Erdogan Fails To Clinch First Round of Presidential Elections, Sending Turkey to Runoff Vote

Result is a disappointment for those who hoped Turkish voters would easily dislodge a problematic leader.

AP/Ali Unal
President Erdogan and his wife, Emine, at party headquarters, Ankara, Turkey, May 15, 2023. AP/Ali Unal

President Erdogan failed to clinch the first round in a nailbiter election on Sunday, catapulting Turkey into two weeks of uncertainty as the country heads toward a runoff vote. The incumbent won 49.35 percent of the vote while in second place was the single opposition candidate Kemal Kılıçdaroğlu, taking 45 percent of the vote with all ballots counted according to the state-run news agency Anadolu.

To win in the first round, candidates needed to get 50 percent of the votes plus one vote, which clearly did not happen. 

Mr. Erdogan, now 69 and chronically ailing, greeted his failure to secure an outright majority to extend his two-decade rule of the NATO-member country coolly, telling supporters at Ankara early Monday: “We don’t yet know if the elections ended in the first round … if our nation has chosen for a second round, that is also welcome.”
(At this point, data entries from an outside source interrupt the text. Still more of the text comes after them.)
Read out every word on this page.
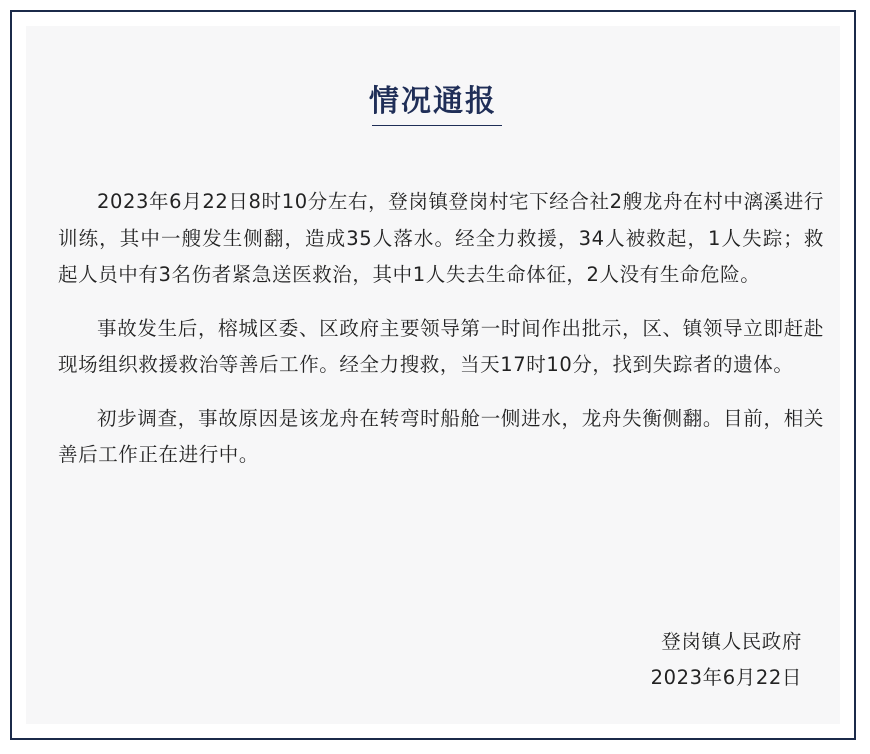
情况通报

2023年6月22日8时10分左右，登岗镇登岗村宅下经合社2艘龙舟在村中漓溪进行训练，其中一艘发生侧翻，造成35人落水。经全力救援，34人被救起，1人失踪；救起人员中有3名伤者紧急送医救治，其中1人失去生命体征，2人没有生命危险。

事故发生后，榕城区委、区政府主要领导第一时间作出批示，区、镇领导立即赶赴现场组织救援救治等善后工作。经全力搜救，当天17时10分，找到失踪者的遗体。

初步调查，事故原因是该龙舟在转弯时船舱一侧进水，龙舟失衡侧翻。目前，相关善后工作正在进行中。

登岗镇人民政府
2023年6月22日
This year’s election largely centers on domestic issues such as the economy, civil rights, and a February earthquake that killed more than 50,000 people. Western nations and foreign investors also awaited the outcome because of Mr. Erdogan’s unorthodox leadership of the economy and often mercurial but successful efforts to put Turkey at the center of international negotiations.

The mild-mannered Mr. Kılıçdaroğlu is seen as promising a more Western-oriented, secular, and democratic path for the country of 85 million people, which is one of the world’s largest economies. “We will absolutely win the second round … and bring democracy,” Mr. Kılıçdaroğlu 74, the candidate of a six-party alliance, told his supporters, arguing that the nation’s trust in Mr. Erdogan has eroded.

Voters in the large cosmopolitan cities of Turkey’s Aegean coast, such as Istanbul and Izmir, tended to favor Mr. Kılıçdaroğlu at the ballot box, while as predicted Mr. Erdogan found more favor in the vast and generally more rural inland provinces of Anatolia. 

According to Turkey’s election authority, the Supreme Electoral Board, the majority of ballots from the 3.4 million eligible overseas voters still needed to be tallied, and a May 28 runoff election was not assured. It looks likely, though, as does a brief period of extreme economic volatility as the country grapples with soaring inflation. 

The managing director of the Strategic Advisory Services consultancy, Hakan Akbas, told the Greek newspaper Kathimerini that the next two weeks “will probably be the longest two weeks in Turkey’s history and a lot will happen. I would expect a significant crash in the Istanbul stock exchange and lots of fluctuations in the currency.”

While the country is deeply polarized, Mr. Erdogan has an advantage moving forward because his ruling alliance, the Islamist-rooted AKP, looked set to have a lock on a majority in parliament. 

The election has been keenly followed not just in Greece, which shares a border with Turkey and has often borne the brunt of Mr. Erdogan’s blunt approach to international issues best served by a less indelicate hand, but in the rest of Europe and Washington, too. 

Mr. Erdogan has undeniably helped modernize Turkey, but an economic policy of low interest rates triggered soaring inflation and has eroded some voter support he may once have taken for granted. 

His neo-Ottoman pretensions, harsh treatment of journalists perceived as critical of his government, and often bellicose stance with Greece on certain territorial issues regarded by the rest of the world as settled long ago have won him few plaudits on the European stage. Worse, his cozying up to President Putin has raised the hackles of the Biden administration as well as other countries in Europe and the Middle East. 

The Associated Press reported that while Mr. Erdogan hopes to win a five-year term that would take him well into his third decade as Turkey’s leader, Mr. Kılıçdaroğlu campaigned on promises to reverse crackdowns on free speech and other forms of democratic backsliding, as well as to repair an economy battered by inflation that has lurched as high as 86 percent, though is currently lower, and currency devaluation.

Voter turnout on Sunday was high, with nearly 90 percent of  64 million eligible voters reportedly heading to the polls. 

Despite Mr. Erdogan’s many detractors globally and domestically, he still has a robust loyal base which is at best ambivalent about the secular legacy of the first president of Turkey, Mustafa Kemal Atatürk. Because 2023 marks 100 years since Turkey was established as a republic, the final election results this month will have both practical relevance and historical resonance.